Produção agrícola produz 25 vezes mais proteínas do que a criação de gado

0 1059
Em uma área 2,6 vezes menor do que a utilizada pela pecuária, a agricultura é 65 vezes mais eficiente

pecuaria

Uma pesquisa inédita realizada pela organização não governamental Imaflora analisou a safra brasileira sob o aspecto funcional dos produtos agropecuários, ou seja, a capacidade de cada produto em produzir proteína, elemento básico para a alimentação humana e animal.

O resultado foi fantástico: a agricultura produz 25 vezes mais proteínas do que a pecuária.

A análise foi feita isolando-se os elementos básicos de cada produto e comparando-os de acordo com o seu valor funcional. “Transformamos a produção agrícola e pecuária em proteína, energia aproveitável para a alimentação humana e animal e energia disponível, mas não aproveitável para a alimentação humana”, diz o relatório da ONG. A base da pesquisa foram os censos agropecuários realizados pelo IBGE entre 1975 e 2006, e estimativas projetadas até 2020.
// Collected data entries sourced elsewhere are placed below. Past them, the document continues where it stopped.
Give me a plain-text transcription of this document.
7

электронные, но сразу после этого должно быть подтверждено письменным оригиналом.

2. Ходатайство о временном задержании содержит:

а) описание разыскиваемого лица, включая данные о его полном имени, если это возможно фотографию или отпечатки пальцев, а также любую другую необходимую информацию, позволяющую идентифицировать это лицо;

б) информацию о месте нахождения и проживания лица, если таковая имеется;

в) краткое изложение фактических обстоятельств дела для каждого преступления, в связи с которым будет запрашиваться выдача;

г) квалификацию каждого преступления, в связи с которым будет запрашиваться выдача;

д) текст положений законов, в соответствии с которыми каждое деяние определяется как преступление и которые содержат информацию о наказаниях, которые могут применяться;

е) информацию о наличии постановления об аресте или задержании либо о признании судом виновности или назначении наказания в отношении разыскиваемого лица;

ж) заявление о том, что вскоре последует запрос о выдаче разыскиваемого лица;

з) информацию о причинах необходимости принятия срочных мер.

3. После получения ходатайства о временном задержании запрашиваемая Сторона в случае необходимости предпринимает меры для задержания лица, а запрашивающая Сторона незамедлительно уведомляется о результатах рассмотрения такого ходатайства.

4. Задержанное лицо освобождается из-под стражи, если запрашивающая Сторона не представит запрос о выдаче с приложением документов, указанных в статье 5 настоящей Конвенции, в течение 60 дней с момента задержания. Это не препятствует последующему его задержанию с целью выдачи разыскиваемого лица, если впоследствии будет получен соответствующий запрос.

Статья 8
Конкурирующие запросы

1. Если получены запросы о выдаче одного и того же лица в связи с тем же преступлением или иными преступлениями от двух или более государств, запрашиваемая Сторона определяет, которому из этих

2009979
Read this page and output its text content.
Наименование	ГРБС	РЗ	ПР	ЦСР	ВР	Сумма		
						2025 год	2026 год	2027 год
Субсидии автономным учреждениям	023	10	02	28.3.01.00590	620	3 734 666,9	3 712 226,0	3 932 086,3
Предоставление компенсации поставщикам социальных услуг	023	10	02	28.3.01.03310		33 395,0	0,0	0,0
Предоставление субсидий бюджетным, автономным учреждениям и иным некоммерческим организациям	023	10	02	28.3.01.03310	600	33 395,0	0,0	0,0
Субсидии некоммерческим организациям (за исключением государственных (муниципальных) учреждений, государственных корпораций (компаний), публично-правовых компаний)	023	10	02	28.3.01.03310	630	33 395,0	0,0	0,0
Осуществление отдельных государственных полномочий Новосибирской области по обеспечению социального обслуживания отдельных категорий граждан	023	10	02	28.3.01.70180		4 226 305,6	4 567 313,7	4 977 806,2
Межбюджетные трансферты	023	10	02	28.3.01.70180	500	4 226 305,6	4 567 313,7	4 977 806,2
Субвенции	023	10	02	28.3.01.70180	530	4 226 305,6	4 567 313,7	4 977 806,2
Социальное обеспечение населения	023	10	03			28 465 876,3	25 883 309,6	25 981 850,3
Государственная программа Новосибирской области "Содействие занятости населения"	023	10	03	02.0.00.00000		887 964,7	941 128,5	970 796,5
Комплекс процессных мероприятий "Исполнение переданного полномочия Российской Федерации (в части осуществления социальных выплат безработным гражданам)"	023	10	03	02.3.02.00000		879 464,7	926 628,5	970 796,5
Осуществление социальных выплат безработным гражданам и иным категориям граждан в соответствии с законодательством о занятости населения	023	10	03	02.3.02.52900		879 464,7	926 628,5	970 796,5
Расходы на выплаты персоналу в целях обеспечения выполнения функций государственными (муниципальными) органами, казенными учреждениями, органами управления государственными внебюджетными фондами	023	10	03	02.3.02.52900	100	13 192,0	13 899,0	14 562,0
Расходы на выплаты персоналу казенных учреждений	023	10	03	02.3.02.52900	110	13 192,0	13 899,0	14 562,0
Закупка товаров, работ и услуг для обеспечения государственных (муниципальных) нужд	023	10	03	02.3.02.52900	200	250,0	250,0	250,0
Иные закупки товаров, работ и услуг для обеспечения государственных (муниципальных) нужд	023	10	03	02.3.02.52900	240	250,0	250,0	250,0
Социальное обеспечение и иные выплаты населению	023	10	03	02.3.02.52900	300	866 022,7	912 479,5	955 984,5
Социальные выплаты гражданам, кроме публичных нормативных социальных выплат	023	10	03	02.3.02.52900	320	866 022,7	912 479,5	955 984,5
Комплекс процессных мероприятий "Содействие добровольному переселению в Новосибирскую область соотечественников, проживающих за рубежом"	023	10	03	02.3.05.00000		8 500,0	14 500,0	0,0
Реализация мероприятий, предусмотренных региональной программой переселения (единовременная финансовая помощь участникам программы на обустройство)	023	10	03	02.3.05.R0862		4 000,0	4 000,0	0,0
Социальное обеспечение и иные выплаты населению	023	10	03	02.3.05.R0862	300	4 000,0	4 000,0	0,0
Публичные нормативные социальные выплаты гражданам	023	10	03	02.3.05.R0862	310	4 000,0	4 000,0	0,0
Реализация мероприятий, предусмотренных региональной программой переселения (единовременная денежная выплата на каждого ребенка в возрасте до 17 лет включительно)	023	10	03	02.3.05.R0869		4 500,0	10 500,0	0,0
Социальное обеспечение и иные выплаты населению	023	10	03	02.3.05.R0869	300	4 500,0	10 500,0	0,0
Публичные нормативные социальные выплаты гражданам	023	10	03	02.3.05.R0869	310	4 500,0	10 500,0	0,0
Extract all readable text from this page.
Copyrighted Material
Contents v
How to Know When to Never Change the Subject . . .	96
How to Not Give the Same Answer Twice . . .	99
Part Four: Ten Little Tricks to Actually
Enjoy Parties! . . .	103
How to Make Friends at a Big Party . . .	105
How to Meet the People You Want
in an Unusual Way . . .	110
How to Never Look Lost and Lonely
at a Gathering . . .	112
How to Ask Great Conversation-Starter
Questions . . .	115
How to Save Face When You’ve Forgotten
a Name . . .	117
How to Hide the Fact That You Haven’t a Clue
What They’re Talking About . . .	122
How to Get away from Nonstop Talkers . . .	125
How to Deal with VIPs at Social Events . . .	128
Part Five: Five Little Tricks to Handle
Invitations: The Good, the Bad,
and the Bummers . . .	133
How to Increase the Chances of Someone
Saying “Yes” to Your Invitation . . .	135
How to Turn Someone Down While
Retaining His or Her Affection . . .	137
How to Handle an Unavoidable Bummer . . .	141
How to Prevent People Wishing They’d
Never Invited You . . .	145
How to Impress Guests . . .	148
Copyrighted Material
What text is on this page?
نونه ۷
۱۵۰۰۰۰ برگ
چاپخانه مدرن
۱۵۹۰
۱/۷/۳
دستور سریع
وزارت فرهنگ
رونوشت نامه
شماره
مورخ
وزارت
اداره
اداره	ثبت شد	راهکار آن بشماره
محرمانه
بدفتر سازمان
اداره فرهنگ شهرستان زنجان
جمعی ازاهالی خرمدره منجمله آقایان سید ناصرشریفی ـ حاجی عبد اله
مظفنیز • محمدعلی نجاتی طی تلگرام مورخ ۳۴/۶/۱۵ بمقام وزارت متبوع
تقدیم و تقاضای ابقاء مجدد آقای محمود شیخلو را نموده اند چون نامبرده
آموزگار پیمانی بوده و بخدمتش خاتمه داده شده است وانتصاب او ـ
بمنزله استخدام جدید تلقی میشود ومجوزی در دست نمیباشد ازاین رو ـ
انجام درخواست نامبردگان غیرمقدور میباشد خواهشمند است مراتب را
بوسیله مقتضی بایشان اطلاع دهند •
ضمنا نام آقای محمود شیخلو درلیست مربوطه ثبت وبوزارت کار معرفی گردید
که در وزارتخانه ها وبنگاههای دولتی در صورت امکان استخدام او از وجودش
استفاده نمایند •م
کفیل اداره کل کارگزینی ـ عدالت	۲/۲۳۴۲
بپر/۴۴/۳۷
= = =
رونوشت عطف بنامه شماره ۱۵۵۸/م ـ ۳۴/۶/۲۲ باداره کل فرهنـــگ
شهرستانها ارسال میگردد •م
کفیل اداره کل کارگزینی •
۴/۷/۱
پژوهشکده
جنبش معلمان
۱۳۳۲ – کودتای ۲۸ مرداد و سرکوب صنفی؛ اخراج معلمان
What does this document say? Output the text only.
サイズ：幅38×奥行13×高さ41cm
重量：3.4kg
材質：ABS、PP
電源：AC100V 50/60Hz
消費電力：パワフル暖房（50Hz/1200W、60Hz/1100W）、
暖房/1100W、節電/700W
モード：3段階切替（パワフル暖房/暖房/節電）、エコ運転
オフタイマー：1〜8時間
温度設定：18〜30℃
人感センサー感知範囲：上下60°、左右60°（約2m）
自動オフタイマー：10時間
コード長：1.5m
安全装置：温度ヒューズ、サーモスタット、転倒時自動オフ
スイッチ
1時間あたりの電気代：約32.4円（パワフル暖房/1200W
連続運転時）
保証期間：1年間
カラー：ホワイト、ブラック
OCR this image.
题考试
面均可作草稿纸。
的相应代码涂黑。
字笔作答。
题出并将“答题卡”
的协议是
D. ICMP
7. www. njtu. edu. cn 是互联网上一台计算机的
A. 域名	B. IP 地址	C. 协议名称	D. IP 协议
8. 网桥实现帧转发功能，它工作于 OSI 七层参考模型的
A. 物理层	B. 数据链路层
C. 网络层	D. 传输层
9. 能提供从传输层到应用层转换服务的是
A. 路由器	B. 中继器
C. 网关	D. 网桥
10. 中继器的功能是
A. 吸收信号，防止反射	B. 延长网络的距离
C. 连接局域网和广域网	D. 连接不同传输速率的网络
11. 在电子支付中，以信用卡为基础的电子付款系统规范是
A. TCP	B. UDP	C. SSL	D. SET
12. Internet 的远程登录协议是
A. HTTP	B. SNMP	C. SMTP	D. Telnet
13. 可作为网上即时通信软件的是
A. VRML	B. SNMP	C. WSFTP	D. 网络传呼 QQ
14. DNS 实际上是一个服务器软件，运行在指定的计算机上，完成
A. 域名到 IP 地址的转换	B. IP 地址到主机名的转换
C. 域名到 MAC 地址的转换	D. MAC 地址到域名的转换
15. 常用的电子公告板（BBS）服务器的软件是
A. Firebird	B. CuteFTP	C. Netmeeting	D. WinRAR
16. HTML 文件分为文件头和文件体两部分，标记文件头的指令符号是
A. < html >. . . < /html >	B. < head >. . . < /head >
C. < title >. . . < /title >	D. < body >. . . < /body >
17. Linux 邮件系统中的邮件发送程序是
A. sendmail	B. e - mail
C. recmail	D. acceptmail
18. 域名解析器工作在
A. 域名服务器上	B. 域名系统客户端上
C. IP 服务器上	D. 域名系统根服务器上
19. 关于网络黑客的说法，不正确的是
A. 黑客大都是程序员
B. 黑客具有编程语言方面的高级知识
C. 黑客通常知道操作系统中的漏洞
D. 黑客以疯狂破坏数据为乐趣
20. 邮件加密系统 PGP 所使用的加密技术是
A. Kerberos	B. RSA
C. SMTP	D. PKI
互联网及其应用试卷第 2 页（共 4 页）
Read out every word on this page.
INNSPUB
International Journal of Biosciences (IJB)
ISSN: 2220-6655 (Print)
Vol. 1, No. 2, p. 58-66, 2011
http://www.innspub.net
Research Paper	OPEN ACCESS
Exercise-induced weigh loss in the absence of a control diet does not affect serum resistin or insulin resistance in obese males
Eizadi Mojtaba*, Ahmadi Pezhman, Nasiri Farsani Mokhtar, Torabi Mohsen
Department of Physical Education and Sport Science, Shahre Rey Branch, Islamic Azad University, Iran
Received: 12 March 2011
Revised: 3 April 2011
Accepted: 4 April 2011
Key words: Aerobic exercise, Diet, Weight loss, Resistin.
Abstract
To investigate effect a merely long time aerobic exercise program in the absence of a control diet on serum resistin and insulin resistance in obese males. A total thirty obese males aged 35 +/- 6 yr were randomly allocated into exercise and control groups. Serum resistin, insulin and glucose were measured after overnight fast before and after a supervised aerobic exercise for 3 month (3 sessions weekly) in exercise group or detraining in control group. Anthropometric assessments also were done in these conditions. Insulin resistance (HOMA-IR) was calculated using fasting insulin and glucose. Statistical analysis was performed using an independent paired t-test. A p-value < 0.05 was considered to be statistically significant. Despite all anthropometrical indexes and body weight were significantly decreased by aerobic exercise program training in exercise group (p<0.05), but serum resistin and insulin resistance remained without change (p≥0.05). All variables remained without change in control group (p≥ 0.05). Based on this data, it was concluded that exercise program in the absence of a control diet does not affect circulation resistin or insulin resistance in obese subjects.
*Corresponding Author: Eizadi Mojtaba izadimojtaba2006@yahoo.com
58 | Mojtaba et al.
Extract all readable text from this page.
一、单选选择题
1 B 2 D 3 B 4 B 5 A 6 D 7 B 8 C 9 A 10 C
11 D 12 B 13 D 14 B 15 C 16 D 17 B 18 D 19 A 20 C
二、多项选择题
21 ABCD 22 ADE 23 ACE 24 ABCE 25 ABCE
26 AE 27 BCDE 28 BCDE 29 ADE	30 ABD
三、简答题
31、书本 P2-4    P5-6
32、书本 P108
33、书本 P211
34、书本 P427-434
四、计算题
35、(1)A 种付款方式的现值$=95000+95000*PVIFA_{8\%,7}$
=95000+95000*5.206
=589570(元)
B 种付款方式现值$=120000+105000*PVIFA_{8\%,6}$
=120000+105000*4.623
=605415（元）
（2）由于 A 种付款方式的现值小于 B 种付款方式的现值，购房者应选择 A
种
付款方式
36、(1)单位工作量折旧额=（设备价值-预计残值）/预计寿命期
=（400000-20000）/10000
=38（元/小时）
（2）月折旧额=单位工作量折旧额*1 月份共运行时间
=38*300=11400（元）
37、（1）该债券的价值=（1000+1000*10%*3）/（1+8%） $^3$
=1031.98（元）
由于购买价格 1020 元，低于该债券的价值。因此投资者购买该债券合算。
Em 2006, a agricultura produziu 38,5 milhões de toneladas de proteínas em 60 milhões de hectares. A pecuária produziu 1,5 milhão de toneladas de proteínas em 160 milhões de hectares, uma área 2,6 vezes maior do que a ocupada com produtos agrícolas. A eficiência de produção de proteína na agricultura nesse mesmo ano foi 65 vezes maior do que na pecuária  (0,60 toneladas de proteína por hectare na agricultura e 0,01 ton/há na pecuária).

O organismo humano precisa de 2.500 quilocalorias por dia (3,82 giga joules por ano) e 18 quilos de proteínas por ano (50 gramas por dia). Na safra de 2006, a agricultura produziu 2,5 x 109 giga joules de energia metabolizável, ou seja, a energia necessária para a alimentação humana e animal, enquanto a pecuária produziu 0,1 x 109 Giga joules.

“A safra de 2006 foi suficiente para alimentar 641 milhões de pessoas com energia ou 2,1 bilhões de pessoas com proteínas. A safra pecuária foi suficiente para alimentar 17 milhões de pessoas com energia ou 85 milhões de pessoas com proteínas”, diz o relatório final do estudo.

A pesquisa também analisou a emissão relativa de gases de efeito estufa e confirmou o que todos já sabem: bois e vacas contribuem muito mais para o aquecimento global do que a produção de vegetais. A digestão da celulose vinda das pastagens no estômago dos bovinos produz metano, um dos piores gases de efeito estufa.

Para cada quilo de proteína a pecuária emite o equivalente a 220 quilos de CO2 enquanto que na agricultura essa emissão fica em 1,4 quilo de CO2 para cada quilo de proteína produzida.

No que diz respeito aos custos, para Luiz Fernando Guedes Pinto e Vinicius Guidotti de Faria, responsáveis pela análise, “o valor e o preço dos alimentos não refletem coisas que deveriam ser consideradas”.

O valor da produção da agricultura é apenas duas vezes maior do que da pecuária, mesmo produzindo 25 vezes mais proteína e 37 vezes mais energia. “Isto indica que o mercado não reflete adequadamente a funcionalidade, eficiência e o impacto destas atividades”, dizem os pesquisadores.

Segundo a análise, “além dos ajustes necessários no mercado, uma intervenção pública é imprescindível para induzir mudanças de uso da terra e produção, visando otimizar a eficiência funcional da agropecuária brasileira e com isto contribuir para minimizar seus impactos ambientais e sociais”.

Isso não significa que as pessoas precisem necessariamente mudar seus hábitos de consumo e se tornarem vegetarianas, pelo contrário, é preciso encontrar equilíbrio em uma dieta saudável e sustentável.